This topic serves as a conceptual introduction to the concept of ordering, how orderers interact with peers, the role they play in a transaction flow, and an overview of the currently available implementations of the ordering service, with a particular focus on the recommended Raft ordering service implementation.
What is ordering?¶
Many distributed blockchains, such as Ethereum and Bitcoin, are not permissioned, which means that any node can participate in the consensus process, wherein transactions are ordered and bundled into blocks. Because of this fact, these systems rely on probabilistic consensus algorithms which eventually guarantee ledger consistency to a high degree of probability, but which are still vulnerable to divergent ledgers (also known as a ledger “fork”), where different participants in the network have a different view of the accepted order of transactions.

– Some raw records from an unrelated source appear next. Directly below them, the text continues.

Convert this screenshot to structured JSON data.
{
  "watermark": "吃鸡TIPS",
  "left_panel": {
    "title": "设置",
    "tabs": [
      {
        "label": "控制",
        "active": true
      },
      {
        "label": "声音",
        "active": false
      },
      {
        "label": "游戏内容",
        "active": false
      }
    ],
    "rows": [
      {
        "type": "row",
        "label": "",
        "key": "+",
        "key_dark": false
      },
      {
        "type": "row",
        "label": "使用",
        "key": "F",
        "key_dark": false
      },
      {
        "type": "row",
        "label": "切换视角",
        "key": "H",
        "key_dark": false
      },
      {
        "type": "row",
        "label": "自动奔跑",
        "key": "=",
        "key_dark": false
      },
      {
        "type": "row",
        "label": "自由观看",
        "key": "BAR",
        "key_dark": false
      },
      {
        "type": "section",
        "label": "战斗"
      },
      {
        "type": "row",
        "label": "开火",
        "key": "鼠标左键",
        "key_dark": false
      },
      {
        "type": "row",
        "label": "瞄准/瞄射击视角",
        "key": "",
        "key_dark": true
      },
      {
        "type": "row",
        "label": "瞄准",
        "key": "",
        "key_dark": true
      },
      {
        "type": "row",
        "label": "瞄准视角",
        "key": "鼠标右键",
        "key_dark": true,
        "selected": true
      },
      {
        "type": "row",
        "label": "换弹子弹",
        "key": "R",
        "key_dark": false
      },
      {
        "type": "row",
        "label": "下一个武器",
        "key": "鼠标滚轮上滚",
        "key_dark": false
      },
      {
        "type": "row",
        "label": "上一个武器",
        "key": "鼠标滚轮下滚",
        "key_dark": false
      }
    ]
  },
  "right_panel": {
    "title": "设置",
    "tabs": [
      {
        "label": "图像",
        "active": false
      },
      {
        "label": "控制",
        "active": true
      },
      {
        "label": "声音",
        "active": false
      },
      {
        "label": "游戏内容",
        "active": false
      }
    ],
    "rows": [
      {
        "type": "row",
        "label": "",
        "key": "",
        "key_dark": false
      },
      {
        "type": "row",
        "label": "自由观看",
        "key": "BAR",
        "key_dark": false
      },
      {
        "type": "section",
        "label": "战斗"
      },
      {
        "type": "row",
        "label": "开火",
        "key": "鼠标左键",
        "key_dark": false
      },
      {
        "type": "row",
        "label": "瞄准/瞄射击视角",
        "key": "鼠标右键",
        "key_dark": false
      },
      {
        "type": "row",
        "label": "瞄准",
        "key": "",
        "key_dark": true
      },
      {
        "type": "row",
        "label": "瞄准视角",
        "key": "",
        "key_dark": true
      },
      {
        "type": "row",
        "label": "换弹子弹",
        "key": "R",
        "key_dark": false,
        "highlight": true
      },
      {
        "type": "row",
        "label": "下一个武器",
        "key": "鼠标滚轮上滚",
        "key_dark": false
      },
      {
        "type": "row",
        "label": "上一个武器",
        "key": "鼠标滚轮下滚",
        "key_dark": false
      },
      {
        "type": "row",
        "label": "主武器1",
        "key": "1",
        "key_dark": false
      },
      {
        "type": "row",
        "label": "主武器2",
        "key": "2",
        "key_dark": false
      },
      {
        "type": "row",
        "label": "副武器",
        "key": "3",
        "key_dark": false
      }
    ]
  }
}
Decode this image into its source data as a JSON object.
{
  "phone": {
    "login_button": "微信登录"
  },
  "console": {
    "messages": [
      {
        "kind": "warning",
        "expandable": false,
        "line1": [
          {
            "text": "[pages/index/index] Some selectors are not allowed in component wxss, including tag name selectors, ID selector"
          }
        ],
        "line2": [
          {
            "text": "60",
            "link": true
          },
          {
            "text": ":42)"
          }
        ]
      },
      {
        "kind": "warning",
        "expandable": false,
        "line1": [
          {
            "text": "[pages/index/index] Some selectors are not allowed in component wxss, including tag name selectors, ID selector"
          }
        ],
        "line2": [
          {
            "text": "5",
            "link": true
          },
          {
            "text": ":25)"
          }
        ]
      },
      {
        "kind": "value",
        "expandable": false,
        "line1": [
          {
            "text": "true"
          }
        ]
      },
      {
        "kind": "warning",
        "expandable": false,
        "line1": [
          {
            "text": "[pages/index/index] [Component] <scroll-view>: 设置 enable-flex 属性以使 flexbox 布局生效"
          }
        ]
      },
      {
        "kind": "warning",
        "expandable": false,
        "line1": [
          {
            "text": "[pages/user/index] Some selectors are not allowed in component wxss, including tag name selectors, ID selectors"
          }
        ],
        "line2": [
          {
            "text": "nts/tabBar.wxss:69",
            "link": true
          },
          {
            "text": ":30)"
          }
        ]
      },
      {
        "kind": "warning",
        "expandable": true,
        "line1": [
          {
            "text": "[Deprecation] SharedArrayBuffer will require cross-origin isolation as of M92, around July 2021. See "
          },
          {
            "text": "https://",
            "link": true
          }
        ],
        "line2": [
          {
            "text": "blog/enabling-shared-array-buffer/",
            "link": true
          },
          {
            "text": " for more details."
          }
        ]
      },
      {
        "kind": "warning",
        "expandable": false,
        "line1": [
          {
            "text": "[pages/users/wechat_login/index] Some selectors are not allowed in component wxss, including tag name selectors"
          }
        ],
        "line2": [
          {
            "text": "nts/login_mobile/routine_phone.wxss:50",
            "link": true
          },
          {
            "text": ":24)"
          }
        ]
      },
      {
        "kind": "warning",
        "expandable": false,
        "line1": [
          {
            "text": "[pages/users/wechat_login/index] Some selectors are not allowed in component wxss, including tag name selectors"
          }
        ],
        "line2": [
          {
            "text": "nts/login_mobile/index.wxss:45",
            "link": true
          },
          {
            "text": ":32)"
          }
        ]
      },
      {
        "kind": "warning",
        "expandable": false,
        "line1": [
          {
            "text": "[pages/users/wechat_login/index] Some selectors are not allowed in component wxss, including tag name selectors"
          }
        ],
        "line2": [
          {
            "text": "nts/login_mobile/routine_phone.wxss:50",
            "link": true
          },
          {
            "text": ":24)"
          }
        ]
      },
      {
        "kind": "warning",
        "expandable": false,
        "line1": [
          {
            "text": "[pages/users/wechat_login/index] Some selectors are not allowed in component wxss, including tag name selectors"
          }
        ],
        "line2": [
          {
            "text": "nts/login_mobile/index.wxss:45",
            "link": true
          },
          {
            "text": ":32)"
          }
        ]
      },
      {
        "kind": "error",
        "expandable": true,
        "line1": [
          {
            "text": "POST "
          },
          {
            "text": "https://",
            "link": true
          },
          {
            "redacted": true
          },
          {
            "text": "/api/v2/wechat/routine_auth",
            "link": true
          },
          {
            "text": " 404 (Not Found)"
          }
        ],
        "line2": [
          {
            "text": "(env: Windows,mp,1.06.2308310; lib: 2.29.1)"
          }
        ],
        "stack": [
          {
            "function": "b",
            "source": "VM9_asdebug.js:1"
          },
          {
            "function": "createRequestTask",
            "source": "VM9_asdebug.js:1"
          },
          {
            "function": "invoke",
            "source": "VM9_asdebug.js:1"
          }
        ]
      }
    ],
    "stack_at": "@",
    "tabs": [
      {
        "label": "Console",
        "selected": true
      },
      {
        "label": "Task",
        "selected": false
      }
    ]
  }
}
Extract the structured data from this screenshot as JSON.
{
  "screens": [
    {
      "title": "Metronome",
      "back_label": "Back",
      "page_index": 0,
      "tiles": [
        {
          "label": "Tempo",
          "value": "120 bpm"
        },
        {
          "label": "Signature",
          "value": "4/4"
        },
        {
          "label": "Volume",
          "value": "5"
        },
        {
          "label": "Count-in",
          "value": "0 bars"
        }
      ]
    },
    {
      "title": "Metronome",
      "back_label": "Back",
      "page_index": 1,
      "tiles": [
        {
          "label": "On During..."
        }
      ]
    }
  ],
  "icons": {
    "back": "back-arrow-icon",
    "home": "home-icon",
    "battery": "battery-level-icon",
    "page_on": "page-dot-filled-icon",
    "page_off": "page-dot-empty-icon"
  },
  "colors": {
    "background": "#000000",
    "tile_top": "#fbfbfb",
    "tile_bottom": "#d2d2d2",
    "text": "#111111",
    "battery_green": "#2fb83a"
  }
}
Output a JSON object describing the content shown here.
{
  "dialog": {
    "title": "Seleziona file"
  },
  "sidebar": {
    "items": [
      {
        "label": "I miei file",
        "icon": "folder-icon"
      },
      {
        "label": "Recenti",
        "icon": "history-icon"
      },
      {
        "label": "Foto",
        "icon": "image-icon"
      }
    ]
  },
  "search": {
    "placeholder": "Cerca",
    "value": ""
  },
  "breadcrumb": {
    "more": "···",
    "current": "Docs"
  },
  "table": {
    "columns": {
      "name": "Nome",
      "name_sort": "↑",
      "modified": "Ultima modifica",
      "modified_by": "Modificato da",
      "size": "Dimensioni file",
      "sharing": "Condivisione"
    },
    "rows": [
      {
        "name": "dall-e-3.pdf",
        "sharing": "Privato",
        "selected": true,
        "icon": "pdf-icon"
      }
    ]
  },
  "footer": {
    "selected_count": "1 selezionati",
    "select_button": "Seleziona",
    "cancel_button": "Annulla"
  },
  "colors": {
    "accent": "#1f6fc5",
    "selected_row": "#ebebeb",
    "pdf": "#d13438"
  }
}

Hyperledger Fabric works differently. It features a node called an orderer (it’s also known as an “ordering node”) that does this transaction ordering, which along with other orderer nodes forms an ordering service. Because Fabric’s design relies on deterministic consensus algorithms, any block validated by the peer is guaranteed to be final and correct. Ledgers cannot fork the way they do in many other distributed and permissionless blockchain networks.
In addition to promoting finality, separating the endorsement of chaincode execution (which happens at the peers) from ordering gives Fabric advantages in performance and scalability, eliminating bottlenecks which can occur when execution and ordering are performed by the same nodes.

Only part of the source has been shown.